If you’re looking for further rate drops from the Bank of Canada before jumping into the real estate market, maybe don’t hold your breath.
On Dec. 10, the Bank of Canada decided to keep its policy interest rate at 2.25%, following two consecutive 25 basis point cuts made in September and October.
The consensus among Canadian economists is that this will more or less be around the rate we see throughout 2026, barring any exceptional political or economic events.
For anyone thinking of buying a home in the new year, or for anyone already carrying a mortgage, this outlook actually signals a moment of relative stability in borrowing costs.
We spoke to Ryan Biln, Economist at the Canadian Real Estate Association (CREA), to get a better understanding as to what the Bank’s decision means for Canadian home buyers, sellers and homeowners.
What should prospective home buyers keep in mind if they are looking to buy in 2026?
The short answer is this: interest rates probably won’t stray too far from where things are now.
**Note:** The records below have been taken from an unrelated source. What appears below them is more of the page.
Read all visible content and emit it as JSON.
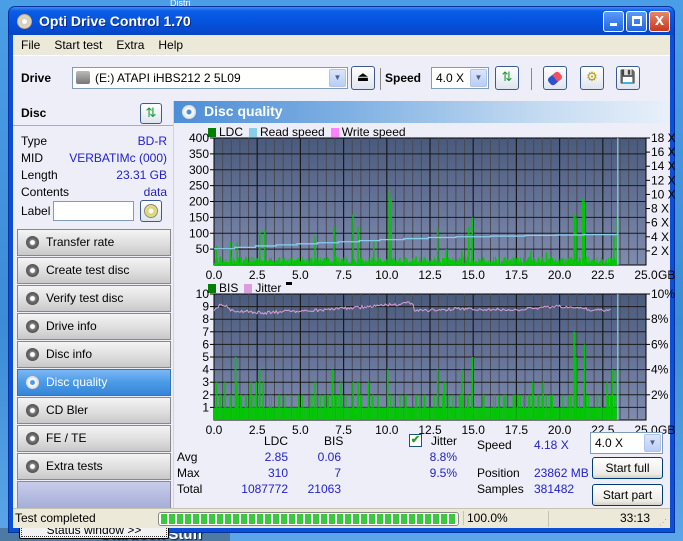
{
  "desktop": {
    "label_bottom": "Stardock Stuff",
    "label_top": "Distri"
  },
  "window": {
    "title": "Opti Drive Control 1.70",
    "controls": {
      "minimize": "_",
      "maximize": "□",
      "close": "X"
    }
  },
  "menu": [
    "File",
    "Start test",
    "Extra",
    "Help"
  ],
  "toolbar": {
    "drive_label": "Drive",
    "drive_value": "(E:)  ATAPI iHBS212  2 5L09",
    "speed_label": "Speed",
    "speed_value": "4.0 X",
    "icons": [
      "eject-icon",
      "refresh-icon",
      "erase-icon",
      "settings-icon",
      "save-icon"
    ]
  },
  "disc": {
    "header": "Disc",
    "rows": [
      {
        "key": "Type",
        "value": "BD-R"
      },
      {
        "key": "MID",
        "value": "VERBATIMc (000)"
      },
      {
        "key": "Length",
        "value": "23.31 GB"
      },
      {
        "key": "Contents",
        "value": "data"
      }
    ],
    "label_key": "Label",
    "label_value": ""
  },
  "nav": [
    {
      "label": "Transfer rate",
      "active": false
    },
    {
      "label": "Create test disc",
      "active": false
    },
    {
      "label": "Verify test disc",
      "active": false
    },
    {
      "label": "Drive info",
      "active": false
    },
    {
      "label": "Disc info",
      "active": false
    },
    {
      "label": "Disc quality",
      "active": true
    },
    {
      "label": "CD Bler",
      "active": false
    },
    {
      "label": "FE / TE",
      "active": false
    },
    {
      "label": "Extra tests",
      "active": false
    }
  ],
  "status_window_button": "Status window >>",
  "panel": {
    "title": "Disc quality"
  },
  "colors": {
    "ldc": "#008000",
    "bis": "#008000",
    "read_speed": "#87ceeb",
    "write_speed": "#ff80ff",
    "jitter": "#d8a0d8",
    "bars": "#00c800",
    "plot_top": "#4a5a7c",
    "plot_bottom": "#7f8cb0"
  },
  "chart_data": [
    {
      "type": "bar",
      "title": "LDC / Read speed",
      "legend": [
        "LDC",
        "Read speed",
        "Write speed"
      ],
      "xlabel": "GB",
      "x_ticks": [
        "0.0",
        "2.5",
        "5.0",
        "7.5",
        "10.0",
        "12.5",
        "15.0",
        "17.5",
        "20.0",
        "22.5",
        "25.0"
      ],
      "xlim": [
        0,
        25
      ],
      "ylim": [
        0,
        400
      ],
      "y_ticks": [
        "50",
        "100",
        "150",
        "200",
        "250",
        "300",
        "350",
        "400"
      ],
      "y2lim": [
        0,
        18
      ],
      "y2_ticks": [
        "2 X",
        "4 X",
        "6 X",
        "8 X",
        "10 X",
        "12 X",
        "14 X",
        "16 X",
        "18 X"
      ],
      "grid": true,
      "disc_end_gb": 23.31,
      "ldc_spikes": [
        {
          "x": 0.1,
          "y": 60
        },
        {
          "x": 0.9,
          "y": 75
        },
        {
          "x": 1.3,
          "y": 70
        },
        {
          "x": 2.6,
          "y": 105
        },
        {
          "x": 2.9,
          "y": 110
        },
        {
          "x": 5.8,
          "y": 90
        },
        {
          "x": 6.9,
          "y": 120
        },
        {
          "x": 8.0,
          "y": 160
        },
        {
          "x": 8.3,
          "y": 120
        },
        {
          "x": 9.2,
          "y": 75
        },
        {
          "x": 10.1,
          "y": 235
        },
        {
          "x": 10.2,
          "y": 210
        },
        {
          "x": 12.9,
          "y": 115
        },
        {
          "x": 13.4,
          "y": 50
        },
        {
          "x": 14.3,
          "y": 45
        },
        {
          "x": 14.7,
          "y": 120
        },
        {
          "x": 14.9,
          "y": 150
        },
        {
          "x": 18.3,
          "y": 45
        },
        {
          "x": 19.2,
          "y": 40
        },
        {
          "x": 20.8,
          "y": 160
        },
        {
          "x": 20.9,
          "y": 150
        },
        {
          "x": 21.3,
          "y": 210
        },
        {
          "x": 21.4,
          "y": 200
        },
        {
          "x": 23.1,
          "y": 90
        },
        {
          "x": 23.3,
          "y": 150
        }
      ],
      "ldc_baseline": 15,
      "read_speed": [
        {
          "x": 0.0,
          "y": 2.3
        },
        {
          "x": 1.2,
          "y": 2.5
        },
        {
          "x": 2.4,
          "y": 2.7
        },
        {
          "x": 3.6,
          "y": 2.85
        },
        {
          "x": 4.8,
          "y": 3.0
        },
        {
          "x": 6.0,
          "y": 3.15
        },
        {
          "x": 7.2,
          "y": 3.3
        },
        {
          "x": 8.4,
          "y": 3.45
        },
        {
          "x": 9.6,
          "y": 3.6
        },
        {
          "x": 11.0,
          "y": 3.75
        },
        {
          "x": 12.4,
          "y": 3.9
        },
        {
          "x": 14.0,
          "y": 4.0
        },
        {
          "x": 16.0,
          "y": 4.1
        },
        {
          "x": 18.0,
          "y": 4.2
        },
        {
          "x": 19.8,
          "y": 4.25
        },
        {
          "x": 21.4,
          "y": 4.3
        },
        {
          "x": 23.3,
          "y": 4.35
        }
      ]
    },
    {
      "type": "bar",
      "title": "BIS / Jitter",
      "legend": [
        "BIS",
        "Jitter"
      ],
      "xlabel": "GB",
      "x_ticks": [
        "0.0",
        "2.5",
        "5.0",
        "7.5",
        "10.0",
        "12.5",
        "15.0",
        "17.5",
        "20.0",
        "22.5",
        "25.0"
      ],
      "xlim": [
        0,
        25
      ],
      "ylim": [
        0,
        10
      ],
      "y_ticks": [
        "1",
        "2",
        "3",
        "4",
        "5",
        "6",
        "7",
        "8",
        "9",
        "10"
      ],
      "y2lim": [
        0,
        10
      ],
      "y2_ticks": [
        "2%",
        "4%",
        "6%",
        "8%",
        "10%"
      ],
      "grid": true,
      "disc_end_gb": 23.31,
      "bis_spikes": [
        {
          "x": 0.1,
          "y": 3
        },
        {
          "x": 0.6,
          "y": 3
        },
        {
          "x": 1.2,
          "y": 5
        },
        {
          "x": 1.3,
          "y": 3
        },
        {
          "x": 2.1,
          "y": 3
        },
        {
          "x": 2.4,
          "y": 3
        },
        {
          "x": 2.6,
          "y": 4
        },
        {
          "x": 2.8,
          "y": 3
        },
        {
          "x": 5.8,
          "y": 3
        },
        {
          "x": 6.8,
          "y": 4
        },
        {
          "x": 7.3,
          "y": 3
        },
        {
          "x": 8.0,
          "y": 3
        },
        {
          "x": 8.3,
          "y": 3
        },
        {
          "x": 8.9,
          "y": 3
        },
        {
          "x": 10.0,
          "y": 4
        },
        {
          "x": 12.9,
          "y": 4
        },
        {
          "x": 13.3,
          "y": 3
        },
        {
          "x": 14.3,
          "y": 4
        },
        {
          "x": 14.9,
          "y": 5
        },
        {
          "x": 18.4,
          "y": 3
        },
        {
          "x": 19.0,
          "y": 3
        },
        {
          "x": 20.8,
          "y": 7
        },
        {
          "x": 20.9,
          "y": 5
        },
        {
          "x": 21.4,
          "y": 6
        },
        {
          "x": 22.7,
          "y": 3
        },
        {
          "x": 23.0,
          "y": 4
        },
        {
          "x": 23.3,
          "y": 4
        }
      ],
      "bis_baseline": 1,
      "jitter": [
        {
          "x": 0.0,
          "y": 8.8
        },
        {
          "x": 0.5,
          "y": 9.2
        },
        {
          "x": 1.0,
          "y": 8.7
        },
        {
          "x": 2.0,
          "y": 8.6
        },
        {
          "x": 3.0,
          "y": 8.5
        },
        {
          "x": 4.0,
          "y": 8.6
        },
        {
          "x": 5.0,
          "y": 8.6
        },
        {
          "x": 6.0,
          "y": 8.7
        },
        {
          "x": 7.0,
          "y": 8.8
        },
        {
          "x": 8.0,
          "y": 8.9
        },
        {
          "x": 9.0,
          "y": 9.0
        },
        {
          "x": 10.0,
          "y": 9.1
        },
        {
          "x": 11.5,
          "y": 9.3
        },
        {
          "x": 11.6,
          "y": 8.7
        },
        {
          "x": 13.0,
          "y": 8.7
        },
        {
          "x": 14.0,
          "y": 8.8
        },
        {
          "x": 15.0,
          "y": 8.8
        },
        {
          "x": 16.0,
          "y": 8.8
        },
        {
          "x": 17.0,
          "y": 8.7
        },
        {
          "x": 18.0,
          "y": 8.8
        },
        {
          "x": 19.0,
          "y": 8.9
        },
        {
          "x": 20.0,
          "y": 9.0
        },
        {
          "x": 21.0,
          "y": 8.9
        },
        {
          "x": 22.0,
          "y": 8.7
        },
        {
          "x": 23.0,
          "y": 8.7
        }
      ]
    }
  ],
  "stats": {
    "headers": {
      "ldc": "LDC",
      "bis": "BIS",
      "jitter": "Jitter"
    },
    "jitter_checked": true,
    "rows": [
      {
        "label": "Avg",
        "ldc": "2.85",
        "bis": "0.06",
        "jitter": "8.8%"
      },
      {
        "label": "Max",
        "ldc": "310",
        "bis": "7",
        "jitter": "9.5%"
      },
      {
        "label": "Total",
        "ldc": "1087772",
        "bis": "21063",
        "jitter": ""
      }
    ],
    "speed_label": "Speed",
    "speed_value": "4.18 X",
    "position_label": "Position",
    "position_value": "23862 MB",
    "samples_label": "Samples",
    "samples_value": "381482",
    "speed_select": "4.0 X",
    "start_full": "Start full",
    "start_part": "Start part"
  },
  "statusbar": {
    "text": "Test completed",
    "progress_percent": 100.0,
    "progress_label": "100.0%",
    "elapsed": "33:13"
  }
}
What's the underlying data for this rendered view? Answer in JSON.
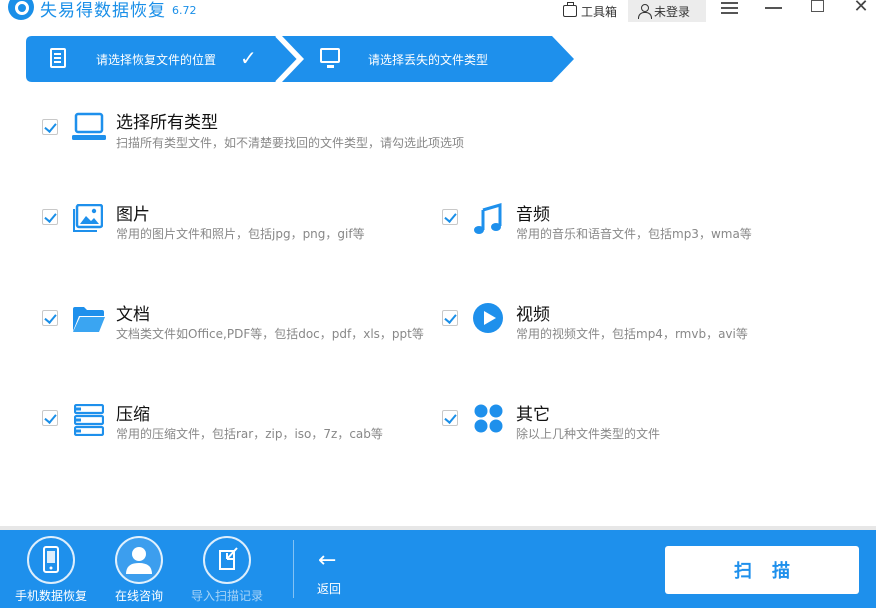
{
  "app": {
    "title": "失易得数据恢复",
    "version": "6.72"
  },
  "titlebar": {
    "toolbox_label": "工具箱",
    "login_label": "未登录"
  },
  "steps": [
    {
      "label": "请选择恢复文件的位置",
      "icon": "document-icon",
      "done": true
    },
    {
      "label": "请选择丢失的文件类型",
      "icon": "monitor-icon",
      "done": false
    }
  ],
  "options": {
    "all": {
      "title": "选择所有类型",
      "desc": "扫描所有类型文件，如不清楚要找回的文件类型，请勾选此项选项",
      "checked": true,
      "icon": "laptop-icon"
    },
    "images": {
      "title": "图片",
      "desc": "常用的图片文件和照片，包括jpg，png，gif等",
      "checked": true,
      "icon": "image-icon"
    },
    "audio": {
      "title": "音频",
      "desc": "常用的音乐和语音文件，包括mp3，wma等",
      "checked": true,
      "icon": "music-note-icon"
    },
    "docs": {
      "title": "文档",
      "desc": "文档类文件如Office,PDF等，包括doc，pdf，xls，ppt等",
      "checked": true,
      "icon": "folder-icon"
    },
    "video": {
      "title": "视频",
      "desc": "常用的视频文件，包括mp4，rmvb，avi等",
      "checked": true,
      "icon": "play-icon"
    },
    "archive": {
      "title": "压缩",
      "desc": "常用的压缩文件，包括rar，zip，iso，7z，cab等",
      "checked": true,
      "icon": "archive-icon"
    },
    "other": {
      "title": "其它",
      "desc": "除以上几种文件类型的文件",
      "checked": true,
      "icon": "grid-dots-icon"
    }
  },
  "bottom": {
    "phone_recovery": "手机数据恢复",
    "online_help": "在线咨询",
    "import_scan": "导入扫描记录",
    "back": "返回",
    "scan": "扫描"
  },
  "colors": {
    "accent": "#1e90ec",
    "text_muted": "#888888"
  }
}
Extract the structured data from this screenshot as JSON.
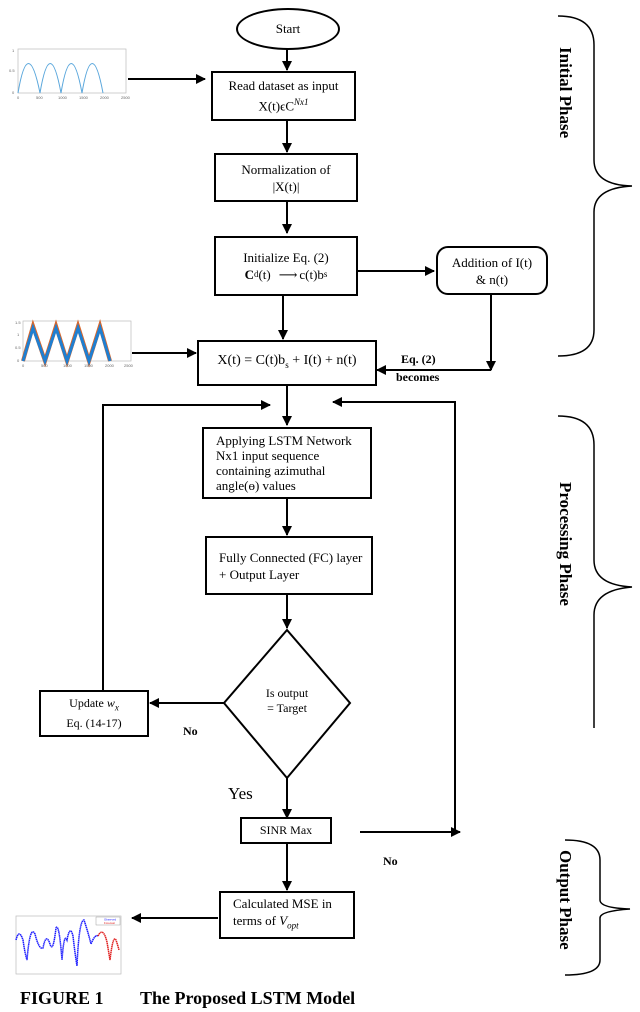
{
  "nodes": {
    "start": "Start",
    "read_dataset": {
      "line1": "Read dataset as input",
      "line2_prefix": "X(t)ϵC",
      "line2_sup": "Nx1"
    },
    "normalization": {
      "line1": "Normalization of",
      "line2": "|X(t)|"
    },
    "initialize": {
      "line1": "Initialize Eq. (2)",
      "line2_left": "C",
      "line2_left_sub": "d",
      "line2_left_suffix": "(t)",
      "line2_right": "c(t)b",
      "line2_right_sub": "s"
    },
    "addition": {
      "line1": "Addition of I(t)",
      "line2": "& n(t)"
    },
    "signal_eq": {
      "prefix": "X(t) = C(t)b",
      "sub": "s",
      "suffix": " + I(t) +  n(t)"
    },
    "lstm": {
      "line1": "Applying LSTM Network",
      "line2": "Nx1 input sequence",
      "line3": "containing azimuthal",
      "line4": "angle(ɵ) values"
    },
    "fc_layer": {
      "line1": "Fully Connected (FC) layer",
      "line2": "+ Output Layer"
    },
    "decision": {
      "line1": "Is output",
      "line2": "= Target"
    },
    "update": {
      "line1_prefix": "Update ",
      "line1_var": "w",
      "line1_sub": "x",
      "line2": "Eq. (14-17)"
    },
    "sinr": "SINR Max",
    "mse": {
      "line1": "Calculated MSE in",
      "line2_prefix": "terms of ",
      "line2_var": "V",
      "line2_sub": "opt"
    }
  },
  "edge_labels": {
    "eq2_becomes_1": "Eq. (2)",
    "eq2_becomes_2": "becomes",
    "no_left": "No",
    "yes": "Yes",
    "no_right": "No"
  },
  "phases": {
    "initial": "Initial Phase",
    "processing": "Processing Phase",
    "output": "Output Phase"
  },
  "thumbnails": {
    "input_plot": {
      "yticks": [
        "1",
        "0.5",
        "0"
      ],
      "xticks": [
        "0",
        "500",
        "1000",
        "1500",
        "2000",
        "2500"
      ]
    },
    "noisy_plot": {
      "yticks": [
        "1.5",
        "1",
        "0.5",
        "0"
      ],
      "xticks": [
        "0",
        "500",
        "1000",
        "1500",
        "2000",
        "2500"
      ]
    },
    "output_plot": {
      "legend": [
        "Observed",
        "Forecast"
      ],
      "colors": {
        "observed": "#1a1aff",
        "forecast": "#e02020"
      }
    }
  },
  "caption": {
    "figure": "FIGURE 1",
    "title": "The Proposed LSTM Model"
  }
}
Biln suggests those looking to buy a home next year should focus less on waiting for further rate drops and more on their local market conditions and affordability levels.
For example, if you live in a market with properties sitting on the market longer than normal, you may start to see more bargains.
“Slower activity and higher inventory in some markets and for some property types may give buyers more time and choice compared to certain periods over the last decade,” Biln says.
What will Canadian real estate markets look like in 2026?
Looking at a national level, CREA is forecasting 509,479 home sales in 2026—up 7.7% compared to this year—hitting a level not seen 2021. That amount is still slightly under the 10-year average, however.
The national average home price is forecast to increase by 3.2% from 2025 to $698,622 in 2026. This would mark the sixth straight year where the national average home price has hovered around the $700,000 range.
“Demand will remain strong, driven primarily by Canada’s largest age cohort, those in their late 20s and in their 30s, who continue to enter the housing market and are more willing to relocate from within provinces and between provinces to secure housing,” Biln says.
What if your mortgage is up for renewal in 2026?
The Bank of Canada reports more than 60% of all outstanding mortgages are expected to renew in 2025 and 2026 as many Canadians took advantage of the ultra-low rates being offered back then when we were recovering from pandemic shutdowns.
Those renewals will come with payment increases, as most borrowers tended to opt for five-year fixed mortgages.
“These overall numbers, however, hide large differences between borrowers and between types of products,” the Bank states. “For instance, mortgage holders with a five-year, fixed rate contract renewing in 2025 or 2026 could face an average payment increase of around 15% to 20% compared with their payment in December 2024. Those with variable rates and variable payments could see an average payment decline of around 5% to 7%.”
The classic question: fixed rate mortgage or variable rate mortgage?
Right now, you may qualify for a five-year fixed rate for as low as 3.79%.
Fixed rates have edged slightly higher in recent weeks, and broader economic factors could play a role in where they go next.
Over the past 20 years, variable rates have outperformed fixed rates, except during the early pandemic days.
“Variable rates are now lower than the average five-year fixed,” Biln says. “Looking ahead, it’s hard to tell which would be the better option, but prospective home buyers should carefully weigh the risks and benefits of each mortgage type and term, and choose the best option for their financial situation and risk profile.”
The information discussed in this article should not be taken as financial or legal advice. This article is for informational purposes only.